3-4 kaşık yoğurt, 2-3 kaşık domates püresi, minik doğranmış 2 diş sarımsak, 1 avuç top karabiber, 1 tatlı kaşığı tuzu karıştırdı. Tavuk butlarını bu karışıma iyice bulayarak, bir seramik kabın içinde açtığı fırın torbasına koydu, birkaç tane de küçük patatesi aynı karışıma bulayarak torbaya ekledi. Torbanın ağzını sıkıca kapatıp, üzerinde çatalla küçük hava delikleri açtı. Önceden ısıttığı, 180 derece fırında 1-1.5 saatte karışımı içine çeke çeke yumuşacık pişecek, daha sonra fırın torbası bıçakla yırtılıp tavuk ve patatesler sıcacık servis edilecekti. Bu lezzetli ve kolay yemeği severdi.

Fasülyenin altını kapattı, ocakta soğumaya bıraktı. Islatmış olduğu pirinçleri ince süzgeçte yıkadı. 1.5 su bardağı ve 2 parmak da kaynama payı ölçüsünde su, 2 kaşık zeytinyağı ve 1 tatlı kaşığı tuzu yayvan pilav tenceresine koydu. Su fokurdayınca süzülmüş pirinci ilave etti, 2 dakika yüksek ateşte fokurdatıp, tencerenin kapağını kapattı, ateşi kıstı. Su çekilip pilavın üstü göz göz olmaya başlayınca ateşi kapattı, kapağı hiç açmadan demlenmek üzere bıraktı. Böyle demlendikten sonra tam servis etmeden önce tahta kaşıkla pilavı alt üst çevirecek, böylece ne lapa ne sert, tam kararında tane tane ayrılmış pilav da sofrada yerini alacaktı. İyi gidiyordu her şey çok şükür, tıkırında gidiyordu. Aşkımız gibiii diye taşkınlık yaptı, kıkırdadı.
Abartısız ama zarif bir sofra kurdu. Yol üstündeki çingenelerden aldığı, dünyada her çiçekten fazla sevdiği nergisler buram buram yaymıştı mayhoş kokularını salona, onları da beyaz örtülü sofraya yerleştirdi.
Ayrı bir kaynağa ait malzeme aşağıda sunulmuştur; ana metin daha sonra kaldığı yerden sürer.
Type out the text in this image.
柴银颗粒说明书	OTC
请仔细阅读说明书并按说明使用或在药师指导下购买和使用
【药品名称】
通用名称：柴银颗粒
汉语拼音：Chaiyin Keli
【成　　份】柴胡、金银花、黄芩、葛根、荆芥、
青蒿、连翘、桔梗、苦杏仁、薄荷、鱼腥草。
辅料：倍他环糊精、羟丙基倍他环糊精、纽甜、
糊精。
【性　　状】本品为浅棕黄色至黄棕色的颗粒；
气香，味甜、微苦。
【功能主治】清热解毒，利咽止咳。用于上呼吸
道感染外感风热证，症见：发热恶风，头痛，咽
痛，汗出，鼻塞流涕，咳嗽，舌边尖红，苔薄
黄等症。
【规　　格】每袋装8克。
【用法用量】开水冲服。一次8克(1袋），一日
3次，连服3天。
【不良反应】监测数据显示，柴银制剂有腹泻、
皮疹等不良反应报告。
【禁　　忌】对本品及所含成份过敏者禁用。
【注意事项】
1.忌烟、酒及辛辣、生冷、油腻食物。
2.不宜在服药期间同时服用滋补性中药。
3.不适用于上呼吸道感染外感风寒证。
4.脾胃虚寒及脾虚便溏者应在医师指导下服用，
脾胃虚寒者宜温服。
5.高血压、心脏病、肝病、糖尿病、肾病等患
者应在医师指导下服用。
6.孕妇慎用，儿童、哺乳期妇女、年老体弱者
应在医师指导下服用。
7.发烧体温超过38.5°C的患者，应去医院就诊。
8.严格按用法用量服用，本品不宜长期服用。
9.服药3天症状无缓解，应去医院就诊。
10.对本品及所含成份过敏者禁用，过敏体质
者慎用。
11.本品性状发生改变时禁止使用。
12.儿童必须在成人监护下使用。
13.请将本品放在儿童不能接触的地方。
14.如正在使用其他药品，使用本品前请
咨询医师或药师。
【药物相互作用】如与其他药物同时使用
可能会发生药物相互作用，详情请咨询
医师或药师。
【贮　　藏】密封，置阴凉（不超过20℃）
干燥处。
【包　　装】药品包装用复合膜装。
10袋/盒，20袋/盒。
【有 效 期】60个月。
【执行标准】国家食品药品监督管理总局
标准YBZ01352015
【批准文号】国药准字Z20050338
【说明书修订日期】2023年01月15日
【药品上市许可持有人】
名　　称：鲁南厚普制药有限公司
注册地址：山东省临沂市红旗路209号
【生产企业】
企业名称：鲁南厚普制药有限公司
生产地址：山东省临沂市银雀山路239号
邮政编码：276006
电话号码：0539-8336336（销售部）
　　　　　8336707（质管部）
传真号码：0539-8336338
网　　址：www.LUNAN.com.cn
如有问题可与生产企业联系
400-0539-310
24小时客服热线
Bembeyaz ince porselen tabaklar ve saydam camdan büyücek şarap kadehleri severdi, yemeğin ve şarabın rengine karışmasın, duruluğun güzelliğini yansıtsın diye...

Sofrayı hemen bitirip mutfağa döndü, ılınmış fasülyeyi cam kaba alıp dolaba attı. Tavuk fırında usul usul pişiyor, fasülyeler soğuyor, pilav demleniyordu, rahatça içeri gitti. Hızlıca duş aldı, dalgalı saçlarını kuruttu, hafif bir makyaj yaptı. Her taze aşık kadın gibi 150 elbise değiştirdi, birini fazla dar, birini çok bol, birini fazla dekolte, birini fazla rahibe, birini ev için abartılı, birini fazla mor, birini çok kırmızı, öbürünü simsiyah bulduktan sonra da, her ilk fikrine güvenmesi gereken ve bunu nedense asla öğrenemeyen heyecanlı kadın gibi, ilk seçtiği elbiseye geri döndü. Ayağına evde takır tukur topuk sesi çıkartmayacak, ama mazallah terlik hantallığında da görünmeyecek, zarif babetler geçirdi. Aynadaki yansımasını beğendi, yine gülümsedi.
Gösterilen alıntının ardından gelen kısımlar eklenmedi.